Talvez por isso, por causa de nossas projeções herdadas dessas perspectivas
–– do bom selvagem, dos povos bárbaros –– nossos enfrentamentos com
registros de novas formas de viver indígenas sejam tão inquietantes.
Há também as discussões trazidas na obra de Gilberto Freyre que
introduzem ideias acerca da miscigenação, e que reduz a diversidade dos povos
originários ao torna-los objeto homogêneo de análise. A visão freyreana
instaurou um marco na construção do imaginário popular sobre o Brasil em sua
formação, que ainda encontra ressonâncias e confrontos com o reconhecimento
da necessidade de reinvenção dessas posições catalogadas.

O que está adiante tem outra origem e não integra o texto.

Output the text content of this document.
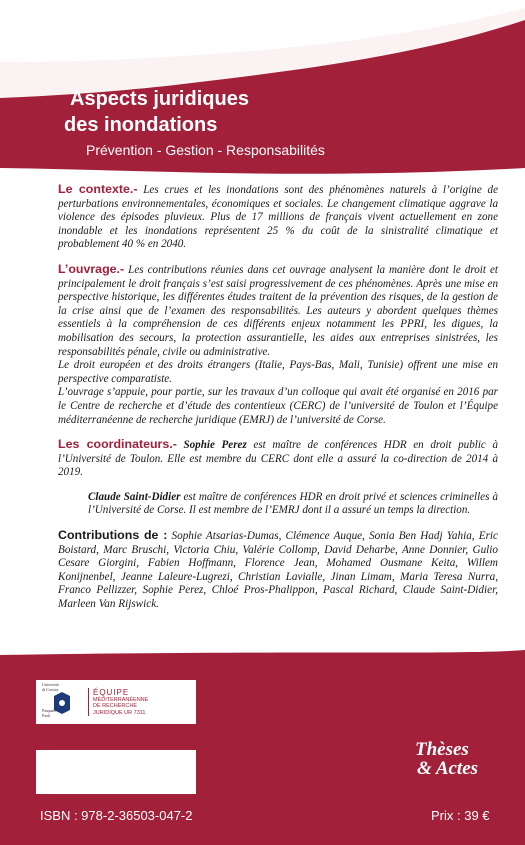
Aspects juridiques
des inondations
Prévention - Gestion - Responsabilités

Le contexte.- Les crues et les inondations sont des phénomènes naturels à l’origine de perturbations environnementales, économiques et sociales. Le changement climatique aggrave la violence des épisodes pluvieux. Plus de 17 millions de français vivent actuellement en zone inondable et les inondations représentent 25 % du coût de la sinistralité climatique et probablement 40 % en 2040.

L’ouvrage.- Les contributions réunies dans cet ouvrage analysent la manière dont le droit et principalement le droit français s’est saisi progressivement de ces phénomènes. Après une mise en perspective historique, les différentes études traitent de la prévention des risques, de la gestion de la crise ainsi que de l’examen des responsabilités. Les auteurs y abordent quelques thèmes essentiels à la compréhension de ces différents enjeux notamment les PPRI, les digues, la mobilisation des secours, la protection assurantielle, les aides aux entreprises sinistrées, les responsabilités pénale, civile ou administrative.

Le droit européen et des droits étrangers (Italie, Pays-Bas, Mali, Tunisie) offrent une mise en perspective comparatiste.

L’ouvrage s’appuie, pour partie, sur les travaux d’un colloque qui avait été organisé en 2016 par le Centre de recherche et d’étude des contentieux (CERC) de l’université de Toulon et l’Équipe méditerranéenne de recherche juridique (EMRJ) de l’université de Corse.

Les coordinateurs.- Sophie Perez est maître de conférences HDR en droit public à l’Université de Toulon. Elle est membre du CERC dont elle a assuré la co-direction de 2014 à 2019.

Claude Saint-Didier est maître de conférences HDR en droit privé et sciences criminelles à l’Université de Corse. Il est membre de l’EMRJ dont il a assuré un temps la direction.

Contributions de : Sophie Atsarias-Dumas, Clémence Auque, Sonia Ben Hadj Yahia, Eric Boistard, Marc Bruschi, Victoria Chiu, Valérie Collomp, David Deharbe, Anne Donnier, Gulio Cesare Giorgini, Fabien Hoffmann, Florence Jean, Mohamed Ousmane Keita, Willem Konijnenbel, Jeanne Laleure-Lugrezi, Christian Lavialle, Jinan Limam, Maria Teresa Nurra, Franco Pellizzer, Sophie Perez, Chloé Pros-Phalippon, Pascal Richard, Claude Saint-Didier, Marleen Van Rijswick.

Università
di Corsica
Pasquale
Paoli
ÉQUIPE
MÉDITERRANÉENNE
DE RECHERCHE
JURIDIQUE UR 7311
Thèses
& Actes
ISBN : 978-2-36503-047-2	Prix : 39 €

Para pensar sobre essa reinvenção de posições, a partir dos
tensionamentos criados, faz-se necessária uma digressão para compreender o
que estamos trazendo de discussão de nossas perspectivas enquanto não
indígenas, visto que sob herança europeia, virtualmente etnocida, perpetuamos
visões e comportamentos acerca da cultura indígena quando pensamos a partir
de nosso padrão, como Clastres (2004), diz: “Chama-se etnocentrismo essa
vocação de avaliar as diferenças pelo padrão da própria cultura.” .
A apropriação do cinema enquanto possibilidade desse espaço de
encontro cultural múltiplo e como instrumento de reinvenção de representações
pensada a partir do próprio indígena, surge então como um aliado, um
possibilitador de novas sínteses, e assim como traz Martins (2014): “(...) a escrita
e a câmera são vistas como instrumentos para a defesa da cultura, mas também
para a sua invenção, de acordo com as necessidades da comunidade”.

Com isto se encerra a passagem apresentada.